The guidance indicates there will be no blanket rejection based on the fact that the enterprise is continuing and illegal under federal law, and such offers should be considered.  This is great news, as the tax burden on these state legal businesses can be huge, but… The guidance further goes on to direct how collection potential should be calculated, which has the potential to effectively block any offer.  The guidance states the Service will only allow deductions against future income in calculating collection potential based on what is deductible under Section 280E (not that much).  This will drastically artificially inflate the collection potential to levels that likely will not provide much benefit to the taxpayer.  My guess is the IRS has the discretion to allow the deductions in calculating collection potential, which I would encourage from a revenue generation standpoint and the general reasons behind OICs, but this is, like so many other IRS problems, something Congress needs to deal with.

Alphson –OICs, Dissipating Assets, and  the IRM

The second OIC matter is Alphson v. Commissioner, TC Memo 2016-84, from May.  The case does not break any new ground, but does have a good discussion of how the Service did and should calculate collection potential, the latitude the Service has in rejecting OICs and the guidance under the IRM, and the dissipation of assets.  In Alphson, the Tax Court upheld the Service’s rejection of an offer as reasonable, even though there were minor errors in the calculation by the Service (no abuse of discretion).  Alphson apparently ran up a $200k tax bill from ’08 to ‘10.  Over the same time period, he settled some litigation and was awarded $1.2MM.  The OIC for doubt as to collectability offered $2,400, and the Service rejected the offer based on the fact that the Service felt Mr. Alphson wasted over $1MM.  Alphson claimed he was unemployed, couldn’t find work over the last three years, was broke, and had thousands of monthly expenses.
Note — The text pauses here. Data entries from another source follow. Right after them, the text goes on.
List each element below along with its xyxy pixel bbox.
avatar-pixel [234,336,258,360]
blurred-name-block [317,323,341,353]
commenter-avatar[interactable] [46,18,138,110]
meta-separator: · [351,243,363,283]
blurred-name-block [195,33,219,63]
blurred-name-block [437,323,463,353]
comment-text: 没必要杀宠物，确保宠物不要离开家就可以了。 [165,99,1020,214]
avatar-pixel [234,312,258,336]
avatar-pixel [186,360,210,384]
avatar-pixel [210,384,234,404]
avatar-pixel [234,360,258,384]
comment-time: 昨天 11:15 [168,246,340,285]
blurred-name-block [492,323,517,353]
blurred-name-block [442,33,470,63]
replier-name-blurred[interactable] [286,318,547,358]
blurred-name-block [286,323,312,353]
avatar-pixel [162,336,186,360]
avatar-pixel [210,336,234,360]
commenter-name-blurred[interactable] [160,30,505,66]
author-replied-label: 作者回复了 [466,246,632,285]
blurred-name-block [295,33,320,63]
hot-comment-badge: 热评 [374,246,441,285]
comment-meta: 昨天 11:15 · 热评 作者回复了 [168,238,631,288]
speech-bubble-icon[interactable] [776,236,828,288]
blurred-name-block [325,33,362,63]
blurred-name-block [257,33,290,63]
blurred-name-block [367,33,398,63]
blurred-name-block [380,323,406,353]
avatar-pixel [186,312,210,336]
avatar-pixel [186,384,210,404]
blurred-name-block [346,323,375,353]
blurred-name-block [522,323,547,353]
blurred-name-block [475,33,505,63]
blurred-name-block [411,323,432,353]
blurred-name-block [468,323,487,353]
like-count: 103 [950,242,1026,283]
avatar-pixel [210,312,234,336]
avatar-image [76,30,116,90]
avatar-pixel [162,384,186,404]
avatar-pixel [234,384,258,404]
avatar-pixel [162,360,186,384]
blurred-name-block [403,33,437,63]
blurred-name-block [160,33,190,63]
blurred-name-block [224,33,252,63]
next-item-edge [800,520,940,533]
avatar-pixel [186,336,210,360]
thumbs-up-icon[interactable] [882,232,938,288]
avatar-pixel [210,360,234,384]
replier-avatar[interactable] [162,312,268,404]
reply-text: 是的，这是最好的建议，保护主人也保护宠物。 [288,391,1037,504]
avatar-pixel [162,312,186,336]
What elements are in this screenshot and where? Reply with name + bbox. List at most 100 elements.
The Court noted, “we’re certainly aware of the longstanding rule that the IRM doesn’t have the force of law, but because Section 7122 gives such wide discretion to the Commissioner to establish guidelines for evaluating OICs, we’ve generally upheld a settlement officer’s determination rejecting an OIC as reasonable when he follows the IRM.”  The Court also then cited case law standing for the proposition that the Court will hold up determinations that are less than correct stating, “close enough for government work” (or folk music—just kidding, that was the Court holding, but it didn’t say “close enough for government work”).
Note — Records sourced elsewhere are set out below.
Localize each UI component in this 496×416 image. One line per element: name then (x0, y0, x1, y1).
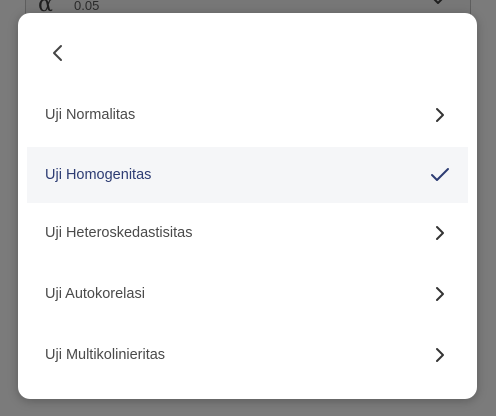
chevron-right-icon (430, 223, 450, 243)
chevron-down-icon (430, 0, 446, 8)
menu-item-uji-normalitas[interactable]: Uji Normalitas (27, 87, 468, 143)
menu-item-uji-autokorelasi[interactable]: Uji Autokorelasi (27, 266, 468, 322)
chevron-right-icon (430, 105, 450, 125)
chevron-right-icon (430, 284, 450, 304)
menu-item-label: Uji Multikolinieritas (45, 347, 166, 363)
menu-item-uji-heteroskedastisitas[interactable]: Uji Heteroskedastisitas (27, 205, 468, 261)
chevron-right-icon (430, 345, 450, 365)
alpha-value: 0.05 (74, 0, 100, 13)
menu-item-label: Uji Normalitas (45, 107, 136, 123)
menu-item-uji-multikolinieritas[interactable]: Uji Multikolinieritas (27, 327, 468, 383)
back-button[interactable] (46, 43, 70, 67)
menu-item-label: Uji Heteroskedastisitas (45, 225, 193, 241)
test-menu-modal: Uji Normalitas Uji Homogenitas Uji Heter… (18, 13, 477, 399)
chevron-left-icon (51, 43, 65, 68)
check-icon (430, 165, 450, 185)
menu-item-label: Uji Homogenitas (45, 167, 152, 183)
menu-item-uji-homogenitas[interactable]: Uji Homogenitas (27, 147, 468, 203)
menu-item-label: Uji Autokorelasi (45, 286, 145, 302)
The Court then worked through both the net equity aspect of the calculation and the future income.  Both are extensive and worth a read, but I want to highlight the net equity, specifically the dissipation discussion.  The IRS position was that Alphson had about $1.5MM in net equity, while Alphson submitted that he had $501 in net equity.  Some of the difference was due to accounts Alphson failed to list (not a strong starting point), but the largest aspect was about $1.2MM from the settlement that was not included.  The Service believed the assets were dissipated for frivolous reasons, while Alphson contended they were for necessary living expenses and should be included.
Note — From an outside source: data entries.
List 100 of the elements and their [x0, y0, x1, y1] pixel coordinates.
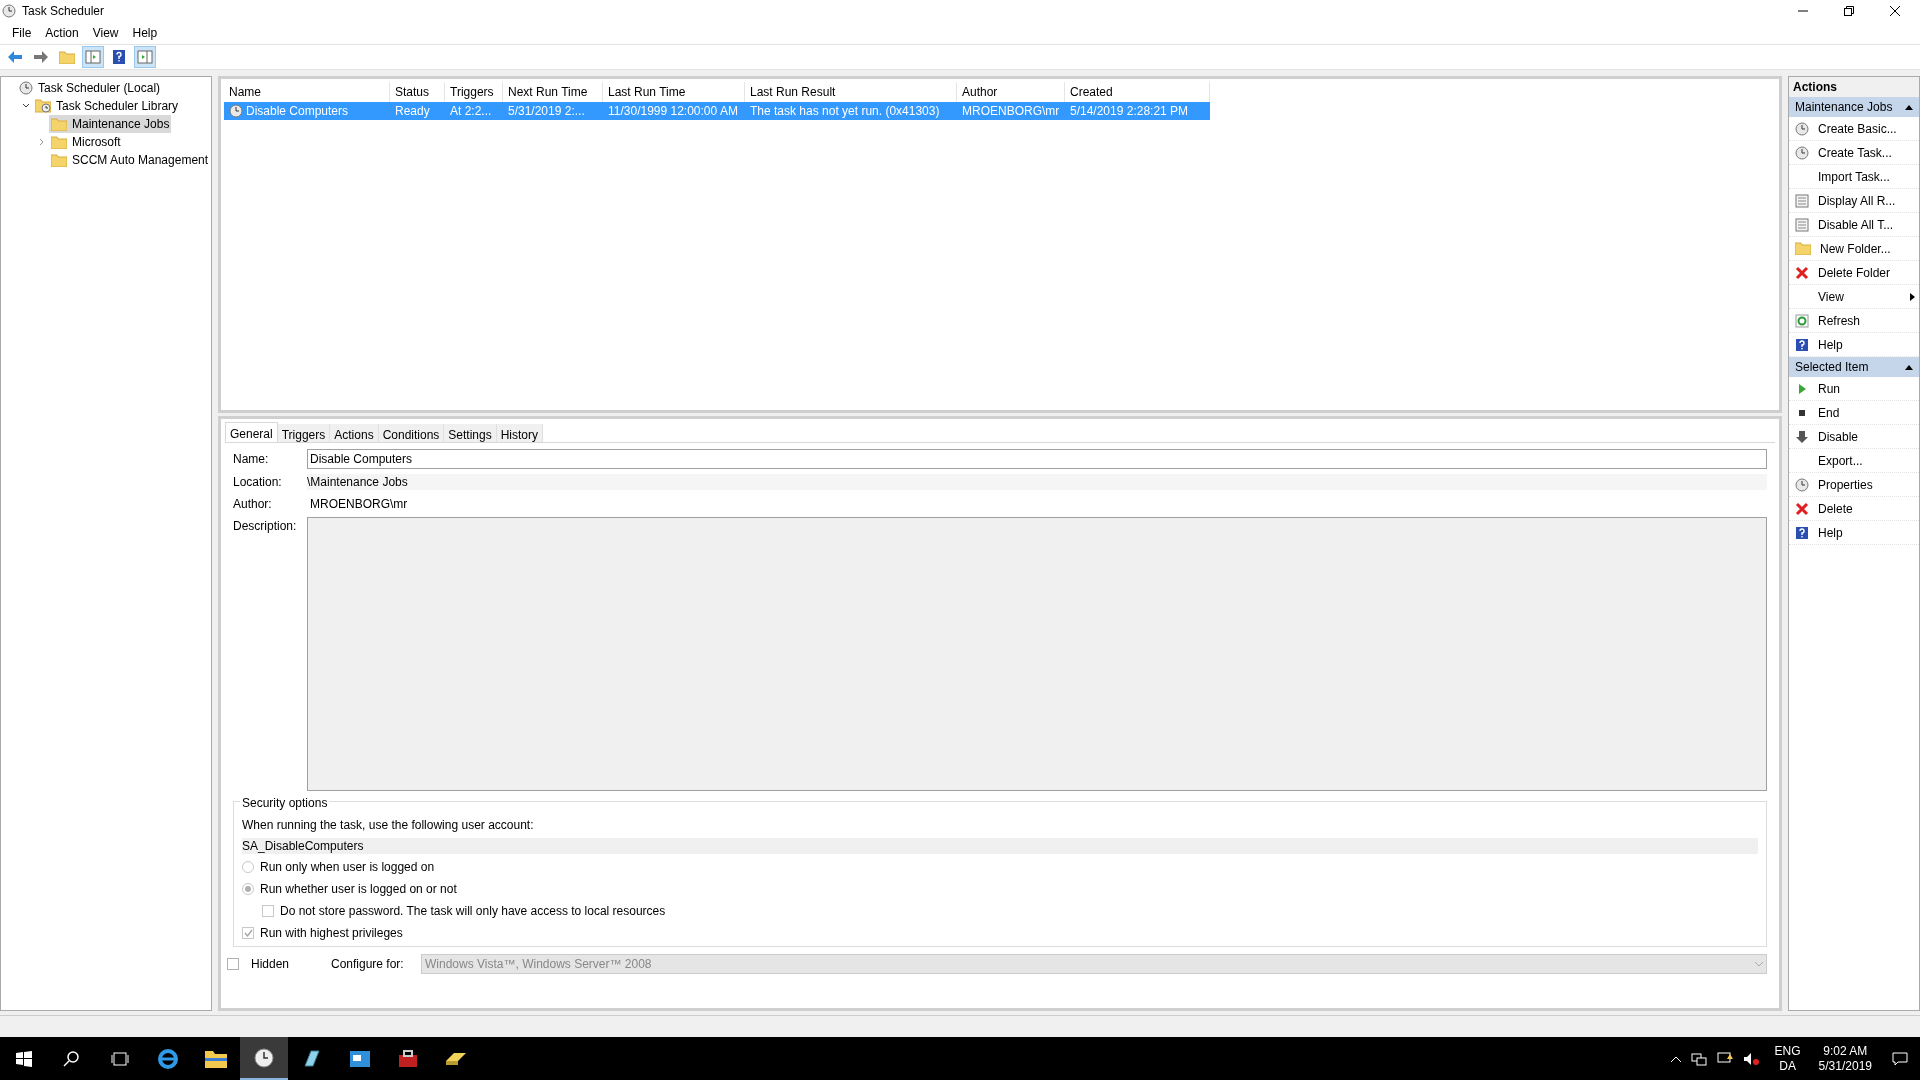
chevron-up-icon[interactable] — [1670, 1055, 1681, 1062]
delete-icon — [1795, 265, 1809, 280]
list-icon — [1795, 217, 1809, 232]
clock-time[interactable]: 9:02 AM — [1823, 1043, 1868, 1059]
taskbar-button[interactable] — [240, 1037, 288, 1080]
checkbox[interactable] — [242, 927, 254, 939]
tree-item[interactable]: Task Scheduler (Local) — [17, 79, 163, 97]
command-item[interactable]: Refresh — [1789, 309, 1919, 333]
command-item[interactable]: View — [1789, 285, 1919, 309]
help-icon — [1795, 525, 1809, 540]
search-icon — [63, 1049, 81, 1068]
command-item[interactable]: Delete Folder — [1789, 261, 1919, 285]
field-label: Location: — [233, 474, 283, 491]
folder-icon — [59, 50, 75, 64]
field-label: Name: — [233, 451, 270, 468]
windows-logo-icon — [16, 1050, 32, 1067]
command-item[interactable]: Help — [1789, 521, 1919, 545]
command-item[interactable]: Create Task... — [1789, 141, 1919, 165]
description-field[interactable] — [307, 517, 1767, 791]
command-item[interactable]: Create Basic... — [1789, 117, 1919, 141]
account-label: When running the task, use the following user account: — [242, 817, 535, 834]
clock-icon — [1795, 121, 1809, 136]
task-icon — [229, 104, 243, 118]
menu-item[interactable]: View — [86, 24, 125, 42]
collapse-arrow-icon[interactable] — [1905, 364, 1913, 370]
name-field[interactable]: Disable Computers — [307, 449, 1767, 469]
notepad-icon — [301, 1047, 323, 1070]
clock-icon — [1795, 477, 1809, 492]
window-icon — [349, 1049, 371, 1068]
section-header[interactable]: Maintenance Jobs — [1789, 97, 1919, 117]
tab[interactable]: General — [225, 422, 278, 442]
pane-icon — [137, 50, 153, 64]
checkbox-label: Run with highest privileges — [260, 925, 403, 942]
input-language[interactable]: ENG — [1774, 1043, 1801, 1059]
tab[interactable]: Settings — [444, 424, 497, 442]
notification-icon[interactable] — [1892, 1051, 1908, 1066]
help-icon — [1795, 337, 1809, 352]
table-cell-text: 11/30/1999 12:00:00 AM — [607, 103, 739, 120]
folder-icon — [1795, 242, 1811, 255]
collapse-arrow-icon[interactable] — [1905, 104, 1913, 110]
delete-icon — [1795, 501, 1809, 516]
command-item[interactable]: Delete — [1789, 497, 1919, 521]
command-item[interactable]: Disable All T... — [1789, 213, 1919, 237]
checkbox[interactable] — [227, 958, 239, 970]
command-item[interactable]: Run — [1789, 377, 1919, 401]
menu-item[interactable]: Action — [39, 24, 85, 42]
network-icon[interactable] — [1690, 1051, 1707, 1066]
location-field: \Maintenance Jobs — [307, 474, 1767, 490]
back-arrow-icon — [7, 50, 23, 64]
expanded-chevron-icon[interactable] — [22, 102, 30, 110]
table-cell: Disable Computers — [224, 102, 390, 120]
checkbox-label: Do not store password. The task will only have access to local resources — [280, 903, 666, 920]
field-label: Author: — [233, 496, 273, 513]
tab[interactable]: History — [496, 424, 544, 442]
clock-icon — [19, 81, 33, 95]
clock-date[interactable]: 5/31/2019 — [1818, 1058, 1872, 1074]
collapsed-chevron-icon[interactable] — [38, 138, 46, 146]
menu-item[interactable]: File — [6, 24, 38, 42]
tree-item[interactable]: Task Scheduler Library — [33, 97, 181, 115]
app-icon — [2, 4, 16, 18]
command-item[interactable]: New Folder... — [1789, 237, 1919, 261]
table-cell-text: 5/31/2019 2:... — [507, 103, 586, 120]
checkbox-label: Hidden — [251, 956, 291, 973]
tab[interactable]: Triggers — [277, 424, 331, 442]
section-header[interactable]: Selected Item — [1789, 357, 1919, 377]
help-icon — [112, 49, 126, 65]
command-item[interactable]: Disable — [1789, 425, 1919, 449]
tab[interactable]: Actions — [330, 424, 379, 442]
actions-title: Actions — [1789, 77, 1919, 97]
command-item[interactable]: End — [1789, 401, 1919, 425]
table-cell-text: MROENBORG\mr — [961, 103, 1061, 120]
command-item[interactable]: Properties — [1789, 473, 1919, 497]
field-label: Description: — [233, 518, 298, 535]
checkbox[interactable] — [262, 905, 274, 917]
radio-label: Run only when user is logged on — [260, 859, 435, 876]
list-icon — [1795, 193, 1809, 208]
tree-item[interactable]: Microsoft — [49, 133, 123, 151]
command-item[interactable]: Import Task... — [1789, 165, 1919, 189]
down-arrow-icon — [1795, 429, 1809, 444]
tab[interactable]: Conditions — [378, 424, 445, 442]
speaker-muted-icon[interactable] — [1742, 1051, 1759, 1066]
command-item[interactable]: Export... — [1789, 449, 1919, 473]
tree-item[interactable]: Maintenance Jobs — [49, 115, 172, 133]
toolbox-icon — [397, 1048, 419, 1069]
folder-icon — [51, 153, 67, 167]
submenu-arrow-icon — [1910, 292, 1915, 301]
table-cell-text: 5/14/2019 2:28:21 PM — [1069, 103, 1190, 120]
folder-icon — [51, 117, 67, 131]
tree-item[interactable]: SCCM Auto Management — [49, 151, 211, 169]
restore-icon — [1844, 6, 1854, 16]
clock-icon — [1795, 145, 1809, 160]
refresh-icon — [1795, 313, 1809, 328]
folder-icon — [51, 135, 67, 149]
folder-clock-icon — [35, 99, 51, 113]
menu-item[interactable]: Help — [126, 24, 164, 42]
command-item[interactable]: Display All R... — [1789, 189, 1919, 213]
monitor-warning-icon[interactable] — [1716, 1051, 1733, 1066]
keyboard-layout[interactable]: DA — [1779, 1058, 1796, 1074]
folder-icon — [205, 1049, 227, 1068]
browser-icon — [157, 1047, 179, 1070]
Alphson argued that language added in September 2013 to the IRM was applicable, stating dissipated assets were only those that the taxpayer had frittered away while attempting to avoid the tax.  See IRM (Sept. 30, 2013).  The Court agreed the Service had not shown Alphson was attempting to avoid tax, but the provision was added after the review by the Service in June of 2013.  Under the old version, dissipated assets were simply reviewed to see if they were used on nonpriority items.  The Court found the Service properly applied this standard to the review of Alphson’s claim of necessary living expenses, including substantial credit card bills (without explanation of the charges), country club costs, and rent of $9,700 a month (nice digs).

Couple parting thoughts.  The 2013 change to the IRM, which is still there, is taxpayer friendly (I think it also changed the look back from five to three years).  The Alphson argument would have been stronger had his OIC been reviewed later in the year.  I would have also been nervous taking that case through the tax court; such a low offer and with some fairly bad facts.  Sometimes there is no other choice though.